You may stay on the sidelines, wearily shaking your head, wishing things would get better, hoping that problems get solved and criticizing those that are out in the fray; however, if you actually want to change the world, you must be the one to learn to stay steady, get grounded and be laser focused. This takes practice, self-discipline and self-awareness. This is the way of the leader.
Getting grounded through meditation, breathing techniques, healthy coping strategies and conscious thought patterns is what is needed for today’s leaders, executives and politicians. Shouting louder that the other guy makes as much sense as talking to someone of a different culture and language by raising your voice, thinking they will ultimately “get it” if you shout. It not only offends and insults but it builds walls, not solutions.
And we sorely need solutions. Not division. Not more factions.
After a recent presentation, someone asked me, “But what do you do when you are really scared. I mean really?” My answer was simple. What you have trained yourself to do.
You can’t manage a crisis by the seat of your pants any more than you can be in a battle for the soul of your country without having trained your mind and spirit. Leaders train themselves to be grounded yet flexible, open minded yet focused, authentic and engaged. Every day.
If this concept is new to you, as a leader, begin today by taking three deep breaths, holding for a few seconds and releasing fully, at various times throughout your day, when you feel tension rising. Learn to take a breath as soon as you realize you are triggered, before you say anything at all. Then respond. You will notice that people begin to respond better to you, and you are on your way to creating solutions instead of exacerbating the problem. The world needs you.

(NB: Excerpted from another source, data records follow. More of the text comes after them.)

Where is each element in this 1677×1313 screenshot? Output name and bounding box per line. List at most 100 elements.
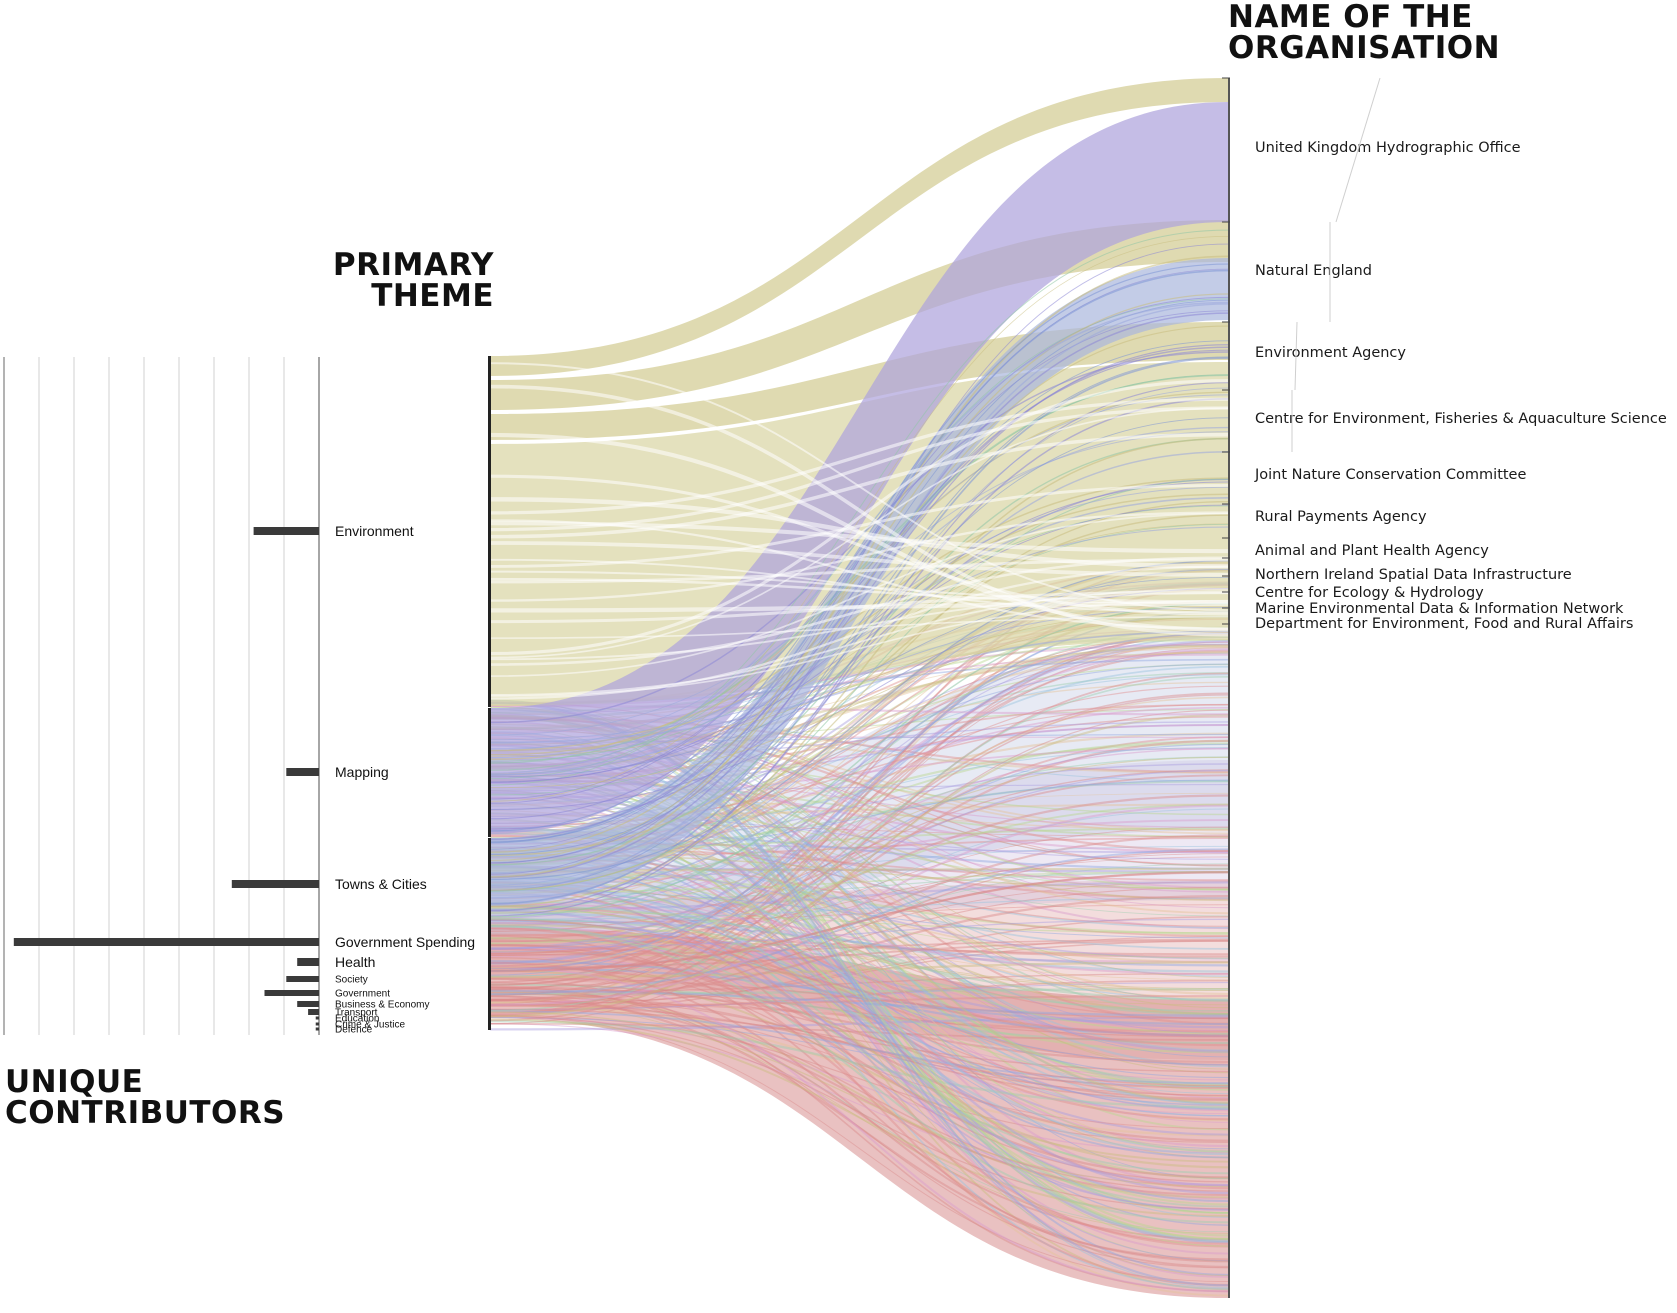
flow-line	[489, 672, 1229, 1022]
organisation-label: Centre for Environment, Fisheries & Aqua…	[1255, 411, 1667, 427]
flow-line	[489, 521, 1229, 554]
organisation-label: Centre for Ecology & Hydrology	[1255, 585, 1484, 601]
flow-line	[489, 769, 1229, 1262]
flow-line	[489, 804, 1229, 1007]
flow-line	[489, 884, 1229, 1159]
flow-line	[489, 588, 1229, 696]
flow-line	[489, 672, 1229, 811]
flow-line	[489, 889, 1229, 939]
contributors-bar	[297, 958, 319, 966]
contributors-bar	[253, 527, 319, 535]
flow-line	[489, 848, 1229, 996]
flow-line	[489, 794, 1229, 955]
flow-line	[489, 960, 1229, 1037]
flow-line	[489, 1008, 1229, 1073]
unique-contributors-heading-line-1: UNIQUE	[5, 1064, 144, 1100]
flow-line	[489, 881, 1229, 911]
flow-line	[489, 397, 1229, 515]
flow-line	[489, 493, 1229, 756]
flow-line	[489, 299, 1229, 864]
theme-label-list: Environment Mapping Towns & Cities Governme…	[335, 523, 475, 1036]
flow-line	[489, 541, 1229, 577]
organisation-heading-line-1: NAME OF THE	[1228, 0, 1473, 35]
flow-line	[489, 1022, 1229, 1041]
leader-line	[1294, 321, 1298, 391]
flow-line	[489, 911, 1229, 934]
flow-line	[489, 1003, 1229, 1137]
flow-line	[489, 935, 1229, 1268]
flow-line	[489, 895, 1229, 1002]
flow-line	[489, 992, 1229, 1102]
flow-line	[489, 919, 1229, 1106]
flow-line	[489, 989, 1229, 1192]
flow-line	[489, 994, 1229, 1008]
organisation-label: United Kingdom Hydrographic Office	[1255, 140, 1521, 156]
organisation-label: Northern Ireland Spatial Data Infrastruc…	[1255, 567, 1572, 583]
organisation-label: Marine Environmental Data & Information …	[1255, 601, 1624, 617]
theme-node	[488, 708, 491, 837]
flow-line	[489, 998, 1229, 1197]
flow-line	[489, 1016, 1229, 1031]
flow-line	[489, 882, 1229, 1020]
contributors-bar	[264, 990, 319, 996]
flow-line	[489, 263, 1229, 832]
flow-line	[489, 640, 1229, 950]
flow-line	[489, 853, 1229, 956]
flow-line	[489, 915, 1229, 1013]
theme-node	[488, 356, 491, 707]
theme-label: Environment	[335, 523, 414, 539]
flow-line	[489, 923, 1229, 989]
flow-line	[489, 431, 1229, 736]
leader-line	[1335, 77, 1381, 223]
flow-line	[489, 881, 1229, 971]
flow-line	[489, 834, 1229, 1001]
theme-label: Education	[335, 1014, 379, 1025]
flow-line	[489, 969, 1229, 1163]
flow-line	[489, 601, 1229, 613]
flow-line	[489, 769, 1229, 932]
flow-line	[489, 799, 1229, 891]
flow-line	[489, 919, 1229, 1097]
flow-line	[489, 995, 1229, 1096]
unique-contributors-heading-line-2: CONTRIBUTORS	[5, 1095, 286, 1131]
flow-line	[489, 957, 1229, 1183]
flow-line	[489, 921, 1229, 1029]
theme-label: Defence	[335, 1025, 373, 1036]
flow-line	[489, 897, 1229, 920]
flow-line	[489, 927, 1229, 1245]
contributors-bar	[286, 768, 319, 776]
flow-line	[489, 867, 1229, 1035]
flow-line	[489, 501, 1229, 891]
flow-line	[489, 648, 1229, 927]
flow-line	[489, 748, 1229, 907]
theme-label: Business & Economy	[335, 1000, 430, 1011]
flow-line	[489, 1011, 1229, 1188]
organisation-label-list: United Kingdom Hydrographic Office Natura…	[1254, 77, 1667, 632]
flow-line	[489, 918, 1229, 1012]
flow-line	[489, 995, 1229, 1261]
flow-line	[489, 526, 1229, 750]
flow-line	[489, 1000, 1229, 1130]
flow-line	[489, 1016, 1229, 1088]
flow-line	[489, 229, 1229, 786]
flow-line	[489, 981, 1229, 1011]
flow-line	[489, 902, 1229, 975]
flow-line	[489, 933, 1229, 958]
flow-line	[489, 907, 1229, 981]
flow-line	[489, 769, 1229, 953]
flow-line	[489, 886, 1229, 1079]
contributors-bar	[297, 1001, 319, 1007]
contributors-grid	[3, 357, 320, 1035]
flow-line	[489, 451, 1229, 874]
flow-line	[489, 808, 1229, 978]
flow-line	[489, 925, 1229, 1175]
flow-ribbon	[490, 640, 1228, 935]
flow-line	[489, 483, 1229, 568]
flow-line	[489, 961, 1229, 1263]
flow-line	[489, 519, 1229, 630]
flow-line	[489, 665, 1229, 910]
flow-line	[489, 1003, 1229, 1089]
flow-line	[489, 379, 1229, 656]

Marianne Clyde, an expert in mental health in the workplace, speaks to businesses and associations about empowerment, team-building and relationship-networking. She is a licensed marriage and family therapist, in practice for over 27 years. She lived in Japan for over eight years and has spent time in at least 20 developing countries, teaching about recovery from trauma, personal empowerment and interpersonal relationships.